Some saints, such as St Thérèse of Lisieux (above, aged 15), carry the authority of the purity of their lives. Some, like St Augustine of Hippo, carry the authority of a person who has, with God’s grace, overcome a life of sin. Moses, who speaks to us in the first reading today, carries the authority of a great leader who acknowledged his own impatience and who accepted the consequence of this, that he would lead his people to the Promised Land, see it, but never enter it himself.

  St Augustine and St Monica, by Ary Scheffer (painted 1846)

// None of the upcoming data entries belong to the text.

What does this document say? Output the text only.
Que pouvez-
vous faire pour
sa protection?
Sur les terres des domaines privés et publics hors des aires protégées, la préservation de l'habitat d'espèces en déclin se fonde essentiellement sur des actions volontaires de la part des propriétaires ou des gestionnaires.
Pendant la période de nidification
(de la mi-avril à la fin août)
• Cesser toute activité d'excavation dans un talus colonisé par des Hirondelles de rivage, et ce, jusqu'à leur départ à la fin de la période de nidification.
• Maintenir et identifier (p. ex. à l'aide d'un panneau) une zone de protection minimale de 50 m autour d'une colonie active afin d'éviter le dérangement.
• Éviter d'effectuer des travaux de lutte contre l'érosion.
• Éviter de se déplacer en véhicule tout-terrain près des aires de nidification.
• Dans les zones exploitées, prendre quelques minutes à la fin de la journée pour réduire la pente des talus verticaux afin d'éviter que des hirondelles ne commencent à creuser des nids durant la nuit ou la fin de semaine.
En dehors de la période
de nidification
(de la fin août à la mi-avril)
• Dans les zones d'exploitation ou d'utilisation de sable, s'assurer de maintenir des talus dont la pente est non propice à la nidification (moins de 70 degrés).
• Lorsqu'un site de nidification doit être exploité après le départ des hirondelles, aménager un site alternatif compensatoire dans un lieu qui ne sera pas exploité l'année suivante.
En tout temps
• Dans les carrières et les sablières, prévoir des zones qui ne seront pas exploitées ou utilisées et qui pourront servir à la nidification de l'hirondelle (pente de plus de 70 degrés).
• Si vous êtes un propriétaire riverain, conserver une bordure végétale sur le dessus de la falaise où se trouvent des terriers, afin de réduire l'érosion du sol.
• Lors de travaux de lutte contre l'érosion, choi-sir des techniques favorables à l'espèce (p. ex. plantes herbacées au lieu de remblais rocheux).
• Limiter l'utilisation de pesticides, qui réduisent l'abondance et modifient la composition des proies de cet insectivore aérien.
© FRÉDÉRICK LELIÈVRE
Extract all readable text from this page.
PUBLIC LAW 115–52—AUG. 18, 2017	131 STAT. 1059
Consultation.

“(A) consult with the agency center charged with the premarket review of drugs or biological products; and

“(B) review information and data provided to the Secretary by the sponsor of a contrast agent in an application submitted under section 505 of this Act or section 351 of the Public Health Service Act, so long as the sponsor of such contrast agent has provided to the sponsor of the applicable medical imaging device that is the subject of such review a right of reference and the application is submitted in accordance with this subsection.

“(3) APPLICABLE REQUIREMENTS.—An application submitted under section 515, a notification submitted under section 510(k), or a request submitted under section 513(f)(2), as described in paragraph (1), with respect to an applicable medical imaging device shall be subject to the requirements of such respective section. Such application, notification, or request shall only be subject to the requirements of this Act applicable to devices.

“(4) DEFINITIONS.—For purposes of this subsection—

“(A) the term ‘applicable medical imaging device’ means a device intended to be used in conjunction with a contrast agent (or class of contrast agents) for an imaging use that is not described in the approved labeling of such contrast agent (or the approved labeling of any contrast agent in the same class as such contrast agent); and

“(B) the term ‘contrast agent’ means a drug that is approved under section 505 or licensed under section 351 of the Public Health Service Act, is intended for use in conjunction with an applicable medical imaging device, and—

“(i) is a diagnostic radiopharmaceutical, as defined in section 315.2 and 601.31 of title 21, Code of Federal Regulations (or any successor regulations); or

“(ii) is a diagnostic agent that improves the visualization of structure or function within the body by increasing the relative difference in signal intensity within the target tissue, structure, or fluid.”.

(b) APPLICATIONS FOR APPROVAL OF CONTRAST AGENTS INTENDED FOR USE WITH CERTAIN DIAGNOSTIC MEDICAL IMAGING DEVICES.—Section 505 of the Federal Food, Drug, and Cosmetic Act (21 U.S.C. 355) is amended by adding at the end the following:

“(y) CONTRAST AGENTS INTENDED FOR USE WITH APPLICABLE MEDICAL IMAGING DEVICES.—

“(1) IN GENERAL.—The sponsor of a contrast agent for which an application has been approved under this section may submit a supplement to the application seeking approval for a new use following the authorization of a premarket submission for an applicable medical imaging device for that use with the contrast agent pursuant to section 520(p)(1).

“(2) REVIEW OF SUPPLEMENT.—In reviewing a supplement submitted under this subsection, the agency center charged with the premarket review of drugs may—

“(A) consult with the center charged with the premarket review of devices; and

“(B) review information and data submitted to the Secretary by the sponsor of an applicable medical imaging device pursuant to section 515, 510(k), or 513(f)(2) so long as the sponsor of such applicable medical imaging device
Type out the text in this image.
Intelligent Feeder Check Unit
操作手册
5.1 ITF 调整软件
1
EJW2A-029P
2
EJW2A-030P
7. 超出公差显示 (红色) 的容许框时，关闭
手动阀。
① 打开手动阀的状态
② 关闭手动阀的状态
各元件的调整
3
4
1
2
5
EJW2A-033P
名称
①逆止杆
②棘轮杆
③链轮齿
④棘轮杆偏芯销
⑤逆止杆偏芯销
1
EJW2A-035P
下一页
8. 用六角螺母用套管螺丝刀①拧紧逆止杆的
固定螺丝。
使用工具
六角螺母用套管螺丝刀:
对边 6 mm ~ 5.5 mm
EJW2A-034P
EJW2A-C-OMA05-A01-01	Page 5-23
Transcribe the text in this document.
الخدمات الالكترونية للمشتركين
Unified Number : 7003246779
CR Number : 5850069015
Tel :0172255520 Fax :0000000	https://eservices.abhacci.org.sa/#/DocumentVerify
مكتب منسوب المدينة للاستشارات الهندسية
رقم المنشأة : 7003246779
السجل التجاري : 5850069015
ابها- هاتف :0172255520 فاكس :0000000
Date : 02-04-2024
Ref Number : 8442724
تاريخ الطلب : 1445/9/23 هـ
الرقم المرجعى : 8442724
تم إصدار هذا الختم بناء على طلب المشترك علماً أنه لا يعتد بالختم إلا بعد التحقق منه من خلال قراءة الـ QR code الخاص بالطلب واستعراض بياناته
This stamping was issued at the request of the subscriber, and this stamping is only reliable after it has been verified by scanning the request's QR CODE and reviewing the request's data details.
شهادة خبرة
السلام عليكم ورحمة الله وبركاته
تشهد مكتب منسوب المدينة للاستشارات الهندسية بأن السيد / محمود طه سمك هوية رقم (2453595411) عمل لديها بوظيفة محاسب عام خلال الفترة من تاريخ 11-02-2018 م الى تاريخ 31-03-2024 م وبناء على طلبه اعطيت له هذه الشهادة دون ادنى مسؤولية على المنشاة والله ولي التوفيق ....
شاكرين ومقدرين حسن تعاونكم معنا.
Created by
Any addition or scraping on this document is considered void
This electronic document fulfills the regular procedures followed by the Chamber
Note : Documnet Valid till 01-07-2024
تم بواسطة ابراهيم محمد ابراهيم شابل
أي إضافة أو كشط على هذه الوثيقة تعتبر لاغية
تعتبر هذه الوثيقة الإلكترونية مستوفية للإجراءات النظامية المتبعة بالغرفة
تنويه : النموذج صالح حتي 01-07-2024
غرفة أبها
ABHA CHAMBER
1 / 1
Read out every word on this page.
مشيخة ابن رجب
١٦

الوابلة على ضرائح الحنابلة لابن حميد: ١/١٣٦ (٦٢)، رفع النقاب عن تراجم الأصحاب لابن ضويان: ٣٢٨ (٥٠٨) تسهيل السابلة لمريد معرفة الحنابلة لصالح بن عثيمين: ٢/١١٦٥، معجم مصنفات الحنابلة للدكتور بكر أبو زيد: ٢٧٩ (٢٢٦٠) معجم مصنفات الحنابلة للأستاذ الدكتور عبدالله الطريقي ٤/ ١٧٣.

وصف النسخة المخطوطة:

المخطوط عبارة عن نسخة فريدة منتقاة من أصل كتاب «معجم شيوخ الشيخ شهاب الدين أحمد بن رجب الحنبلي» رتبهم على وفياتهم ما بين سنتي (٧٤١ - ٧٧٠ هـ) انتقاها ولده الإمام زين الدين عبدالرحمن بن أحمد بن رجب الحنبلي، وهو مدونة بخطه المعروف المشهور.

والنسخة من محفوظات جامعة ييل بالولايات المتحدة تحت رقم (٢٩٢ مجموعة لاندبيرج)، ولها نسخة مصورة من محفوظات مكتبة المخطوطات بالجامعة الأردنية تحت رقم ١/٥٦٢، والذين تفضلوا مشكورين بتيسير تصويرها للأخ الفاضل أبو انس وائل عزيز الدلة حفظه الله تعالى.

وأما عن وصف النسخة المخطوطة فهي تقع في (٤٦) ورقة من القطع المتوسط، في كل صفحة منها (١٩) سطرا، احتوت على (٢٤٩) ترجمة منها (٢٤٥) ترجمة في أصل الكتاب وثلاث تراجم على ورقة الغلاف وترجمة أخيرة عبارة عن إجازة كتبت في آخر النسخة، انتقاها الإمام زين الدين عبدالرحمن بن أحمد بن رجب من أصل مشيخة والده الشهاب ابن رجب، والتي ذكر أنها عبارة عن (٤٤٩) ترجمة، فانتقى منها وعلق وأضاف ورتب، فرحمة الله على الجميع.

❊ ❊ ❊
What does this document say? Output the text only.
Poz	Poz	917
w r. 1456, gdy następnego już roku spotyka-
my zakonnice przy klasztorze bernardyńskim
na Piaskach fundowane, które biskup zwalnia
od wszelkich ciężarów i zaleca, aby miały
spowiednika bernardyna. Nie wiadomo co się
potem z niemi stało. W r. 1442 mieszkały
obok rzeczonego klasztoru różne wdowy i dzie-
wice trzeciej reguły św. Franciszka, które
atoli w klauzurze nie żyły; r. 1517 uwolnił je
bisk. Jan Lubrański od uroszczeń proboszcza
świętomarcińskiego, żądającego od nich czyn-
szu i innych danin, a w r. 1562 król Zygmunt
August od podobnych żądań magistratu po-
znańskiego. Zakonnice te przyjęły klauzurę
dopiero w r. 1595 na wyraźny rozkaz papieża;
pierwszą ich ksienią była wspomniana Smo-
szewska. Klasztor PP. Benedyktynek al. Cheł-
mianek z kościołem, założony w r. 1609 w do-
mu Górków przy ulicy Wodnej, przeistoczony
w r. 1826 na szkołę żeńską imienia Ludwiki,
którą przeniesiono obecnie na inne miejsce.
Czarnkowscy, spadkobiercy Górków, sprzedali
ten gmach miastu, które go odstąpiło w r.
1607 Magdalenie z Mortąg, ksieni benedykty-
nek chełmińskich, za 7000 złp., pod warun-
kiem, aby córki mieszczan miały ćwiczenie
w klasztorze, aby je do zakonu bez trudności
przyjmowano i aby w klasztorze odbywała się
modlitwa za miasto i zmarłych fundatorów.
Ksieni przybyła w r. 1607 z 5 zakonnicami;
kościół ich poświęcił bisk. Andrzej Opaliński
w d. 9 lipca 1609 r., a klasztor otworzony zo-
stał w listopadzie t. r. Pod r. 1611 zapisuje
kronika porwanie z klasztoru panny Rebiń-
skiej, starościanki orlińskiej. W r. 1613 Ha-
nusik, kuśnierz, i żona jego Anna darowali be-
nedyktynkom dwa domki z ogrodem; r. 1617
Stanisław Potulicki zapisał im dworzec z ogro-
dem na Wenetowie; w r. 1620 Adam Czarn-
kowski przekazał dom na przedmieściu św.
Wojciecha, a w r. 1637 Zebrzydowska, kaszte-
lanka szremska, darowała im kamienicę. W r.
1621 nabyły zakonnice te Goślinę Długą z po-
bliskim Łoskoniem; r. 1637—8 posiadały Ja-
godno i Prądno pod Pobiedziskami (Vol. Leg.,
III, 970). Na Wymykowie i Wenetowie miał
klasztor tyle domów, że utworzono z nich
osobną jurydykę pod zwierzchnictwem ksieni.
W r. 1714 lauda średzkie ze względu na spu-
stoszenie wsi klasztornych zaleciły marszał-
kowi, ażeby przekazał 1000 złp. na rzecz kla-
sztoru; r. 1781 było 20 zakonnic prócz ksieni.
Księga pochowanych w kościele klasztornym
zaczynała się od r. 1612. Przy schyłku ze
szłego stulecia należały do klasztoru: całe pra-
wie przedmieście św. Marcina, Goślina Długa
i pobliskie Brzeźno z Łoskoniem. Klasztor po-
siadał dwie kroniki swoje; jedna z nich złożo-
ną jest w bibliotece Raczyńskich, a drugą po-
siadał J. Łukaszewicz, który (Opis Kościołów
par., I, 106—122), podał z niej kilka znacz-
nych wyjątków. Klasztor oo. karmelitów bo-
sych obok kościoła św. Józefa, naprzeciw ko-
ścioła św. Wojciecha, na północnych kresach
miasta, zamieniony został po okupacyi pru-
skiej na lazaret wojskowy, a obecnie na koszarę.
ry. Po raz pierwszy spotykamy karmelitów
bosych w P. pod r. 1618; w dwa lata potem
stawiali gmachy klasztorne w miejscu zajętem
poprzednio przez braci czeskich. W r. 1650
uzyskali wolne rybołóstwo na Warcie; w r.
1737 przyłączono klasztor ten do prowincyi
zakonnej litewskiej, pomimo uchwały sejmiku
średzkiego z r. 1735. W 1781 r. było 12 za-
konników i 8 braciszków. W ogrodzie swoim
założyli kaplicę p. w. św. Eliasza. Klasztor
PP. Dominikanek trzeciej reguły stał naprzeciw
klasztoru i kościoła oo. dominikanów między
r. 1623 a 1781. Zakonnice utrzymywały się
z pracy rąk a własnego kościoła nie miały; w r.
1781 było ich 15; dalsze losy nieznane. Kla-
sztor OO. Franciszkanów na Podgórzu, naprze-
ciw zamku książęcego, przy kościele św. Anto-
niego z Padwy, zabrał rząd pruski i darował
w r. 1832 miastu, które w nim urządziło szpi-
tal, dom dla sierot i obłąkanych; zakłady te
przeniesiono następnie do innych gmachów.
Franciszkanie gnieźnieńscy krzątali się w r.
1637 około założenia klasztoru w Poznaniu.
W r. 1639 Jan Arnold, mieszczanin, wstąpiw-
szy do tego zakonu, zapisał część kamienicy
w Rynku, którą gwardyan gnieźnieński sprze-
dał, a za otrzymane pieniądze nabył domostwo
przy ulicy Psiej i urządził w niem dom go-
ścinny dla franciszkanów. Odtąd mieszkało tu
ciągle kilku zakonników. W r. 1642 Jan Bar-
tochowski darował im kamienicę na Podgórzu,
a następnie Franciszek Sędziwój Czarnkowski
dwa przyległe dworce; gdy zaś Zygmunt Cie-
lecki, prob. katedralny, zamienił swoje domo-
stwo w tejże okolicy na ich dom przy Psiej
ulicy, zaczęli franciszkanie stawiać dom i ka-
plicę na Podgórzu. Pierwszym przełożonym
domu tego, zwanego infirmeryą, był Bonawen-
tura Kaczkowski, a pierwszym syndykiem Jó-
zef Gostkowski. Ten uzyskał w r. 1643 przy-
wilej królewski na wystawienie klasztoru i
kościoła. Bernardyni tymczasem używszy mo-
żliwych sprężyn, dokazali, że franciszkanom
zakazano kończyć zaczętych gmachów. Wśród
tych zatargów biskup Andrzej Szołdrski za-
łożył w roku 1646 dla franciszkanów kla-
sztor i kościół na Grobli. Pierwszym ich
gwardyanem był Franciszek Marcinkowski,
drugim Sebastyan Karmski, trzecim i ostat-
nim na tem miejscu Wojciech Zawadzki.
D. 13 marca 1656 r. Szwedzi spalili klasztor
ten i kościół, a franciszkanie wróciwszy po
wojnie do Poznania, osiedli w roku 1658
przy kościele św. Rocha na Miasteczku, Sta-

San am sin chuaigh Íosa isteach i gCafarnáum. Agus lá na sabóide féin, ar dhul isteach satsionagóg dó, thosaigh sé ag teagasc.Agus bhí ionadh orthu faoina theagasc; á dteagasc a bhí sé mar dhuine a mbeadh údarás aige, níorbh ionann agus na scríobhaithe.

Bhí, san am sin, duine sa tsionagóg a raibh smacht ag spiorad míghlan air, agus scread sé amach: “Há, cad ab áil leat dínn, a Íosa Nazairéanaigh? Chun ár millte a tháinig tú. Is eol dom cé hé thú: Naomh Dé.” Labhair Íosa leis go bagrach: “Bí i do thost, agus gabh amach as.” Bhain an spiorad míghlan rachtaí as an duine, ghlaoigh amach go hard agus d’imigh as. Agus bhí alltacht chomh mór sin ar chách go raibh siad ag fiafraí dá chéile: “Cad é an rud é seo?” deiridís: “teagasc nua á dhéanamh le húdarás; na spioraid mhíghlana féin, fógraíonn sé orthu agus déanann siad rud air.” Agus níorbh fhada gur leath a chlú go fada gearr ar fud cheantar uile na Gailíle.